Book Review: Rethinking A Lot
Rethinking a Lot: The Design and Culture of Parking, is a book that looks at a banal, yet salient feature of our present day cities, the parking lot, and makes a case for why and how these sites are crucial nodes for intervention and regeneration in our often bleak and desolate, urban environments. Its author, Eran Ben Joseph has been head of the planning and urban studies department at MIT from 2013 to 2020 where he taught courses in sustainable site planning technologies, urban retrofitting, urban and physical design and standards and regulations. Parallely he has also authored and co authored other books namely, ReNew Town: Adaptive Urbanism and the Low Carbon Community, The Code of the City: Standards and the Hidden Language of Place Making and Streets and the Shaping of Towns and Cities while also leading national and international multidisciplinary projects Singapore, Barcelona and Washington DC amongst other places. Published in 2012, the book’s primary area of study is the United States in conjunction with other developed countries in the western hemisphere. It looks at the advent of the automobile and the ways in which cities have morphed to accommodate their growing needs.
This book is divided into three sections, each cleverly named using a pun on the word ‘lot’. The first section, ‘A lot in Common’, establishes the context for the rest of the book with interesting facts and infographics, revealing how deeply embedded parking spaces are to American cities. According to a survey cited by the author, the average American city dedicates as much as 40% of its land solely to parking spaces including that which is on-street, making parking lots one of the most commonplace urban experiences in the country. The author then talks about how their functionalities have evolved over time to accommodate the myriad needs of the people of the city from boondockers and tailgaters to farmers marketeers, youngsters wanting to party, catholic christians wanting to pray and local entrepreneurs wanting to sell their wares. This section culminates with a note on how the parking lot is often the first and last impression most people have of a place, making it all the more vital to pay careful attention to their design and aesthetic.
The second section called ‘Lots of Time’ looks at transport policy and infrastructure historically, going as far back as 705 BCE when the Assyrian king Sennacherib made a rule preventing people from parking their animals and chariots along a 24meter wide road within his kingdom. The section then goes on to describe how the ‘bicycle craze era’ in the 1890s contributed to the experimentation on, and development of, roads across American cities, followed by an etymology of the word ‘park’ and how it evolved from having a seemingly pleasant connotation of landscaped greenery into the idea of a stationary vehicle. The author then discusses how governments negotiated mandatory parking policies in downtown or CBD areas of cities and the way in which womens’ predispositions of having had historically been condemned to the domestic realm shaped parking reforms that came up during the early 1900s. After thoroughly taking the reader through many years of policy and development in the area of vehicular parking, this section finally culminates by describing tried and tested methods to mitigate the lot’s adverse effects on the environment.

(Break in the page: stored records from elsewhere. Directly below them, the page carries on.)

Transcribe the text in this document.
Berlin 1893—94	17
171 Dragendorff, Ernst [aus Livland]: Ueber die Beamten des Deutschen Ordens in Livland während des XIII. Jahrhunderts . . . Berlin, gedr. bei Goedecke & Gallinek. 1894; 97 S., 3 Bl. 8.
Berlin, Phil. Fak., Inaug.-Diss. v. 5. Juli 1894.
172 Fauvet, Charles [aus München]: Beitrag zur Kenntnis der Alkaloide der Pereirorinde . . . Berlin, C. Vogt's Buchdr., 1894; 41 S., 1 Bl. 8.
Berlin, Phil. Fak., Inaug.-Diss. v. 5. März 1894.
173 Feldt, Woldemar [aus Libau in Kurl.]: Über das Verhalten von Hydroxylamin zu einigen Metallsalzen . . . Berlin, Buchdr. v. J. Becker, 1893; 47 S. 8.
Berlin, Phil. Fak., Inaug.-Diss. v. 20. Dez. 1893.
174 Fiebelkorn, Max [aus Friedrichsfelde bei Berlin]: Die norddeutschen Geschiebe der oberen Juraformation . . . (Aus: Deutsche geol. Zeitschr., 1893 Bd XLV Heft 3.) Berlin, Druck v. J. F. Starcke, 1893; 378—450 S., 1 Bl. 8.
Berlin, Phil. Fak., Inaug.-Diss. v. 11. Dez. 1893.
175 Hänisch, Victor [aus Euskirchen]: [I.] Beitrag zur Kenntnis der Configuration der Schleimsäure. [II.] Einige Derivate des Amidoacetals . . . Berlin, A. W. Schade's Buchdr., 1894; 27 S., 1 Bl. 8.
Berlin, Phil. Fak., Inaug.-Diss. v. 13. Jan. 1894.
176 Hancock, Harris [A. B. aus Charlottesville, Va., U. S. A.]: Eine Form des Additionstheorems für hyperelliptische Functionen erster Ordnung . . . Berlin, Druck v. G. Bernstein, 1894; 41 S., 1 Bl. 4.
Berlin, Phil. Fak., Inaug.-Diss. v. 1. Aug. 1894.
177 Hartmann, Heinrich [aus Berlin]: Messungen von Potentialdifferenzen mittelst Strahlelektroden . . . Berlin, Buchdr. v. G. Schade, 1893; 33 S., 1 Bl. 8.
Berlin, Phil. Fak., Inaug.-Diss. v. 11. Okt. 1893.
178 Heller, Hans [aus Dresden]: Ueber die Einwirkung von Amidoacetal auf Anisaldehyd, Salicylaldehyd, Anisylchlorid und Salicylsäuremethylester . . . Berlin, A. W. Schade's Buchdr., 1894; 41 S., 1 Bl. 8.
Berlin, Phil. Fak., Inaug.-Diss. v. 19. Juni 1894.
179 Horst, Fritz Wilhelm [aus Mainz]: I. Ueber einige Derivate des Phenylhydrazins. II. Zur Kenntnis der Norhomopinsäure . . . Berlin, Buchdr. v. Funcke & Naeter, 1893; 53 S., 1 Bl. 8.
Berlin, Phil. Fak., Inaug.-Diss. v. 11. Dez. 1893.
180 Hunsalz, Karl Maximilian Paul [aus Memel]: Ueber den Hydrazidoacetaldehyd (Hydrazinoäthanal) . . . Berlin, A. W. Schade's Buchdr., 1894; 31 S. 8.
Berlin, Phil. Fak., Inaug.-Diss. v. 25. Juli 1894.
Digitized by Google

In the third and last section of the book, titled ‘lots of excellence’ the author presents concrete examples of ways in which artists, designers and innovators have been engaging with the parking lot in the recent past as sites ripe with opportunity. These examples include works by notable architects like Zaha Hadid and Renzo Piano, the latter of whom has been cited for his redesign of the Fiat Lingotto factory in Turin, Italy, where he successfully integrates the building into its surroundings using landscaping as a means to organise vehicular parking in the adjacent open areas. The author further describes grassroots movements such as the ‘Shakespeare’s Lot’ and an annual Park(ing) day event in San Francisco where participants rent parking spaces for uses alternative to that of parking as a way to question space allocation in cities. Other interventions include making the lot into a space with flexible functionalities inspired by Colin Buchanan’s idea of a ‘shared street’, overlaying the parking lot grid with that of an orchard for added aesthetic value and methods by which to prevent stormwater runoff using de-piping techniques.
All in all, this book gives its reader an expansive understanding of all things parking, making it a very handy reference for anyone engaging within this area of research.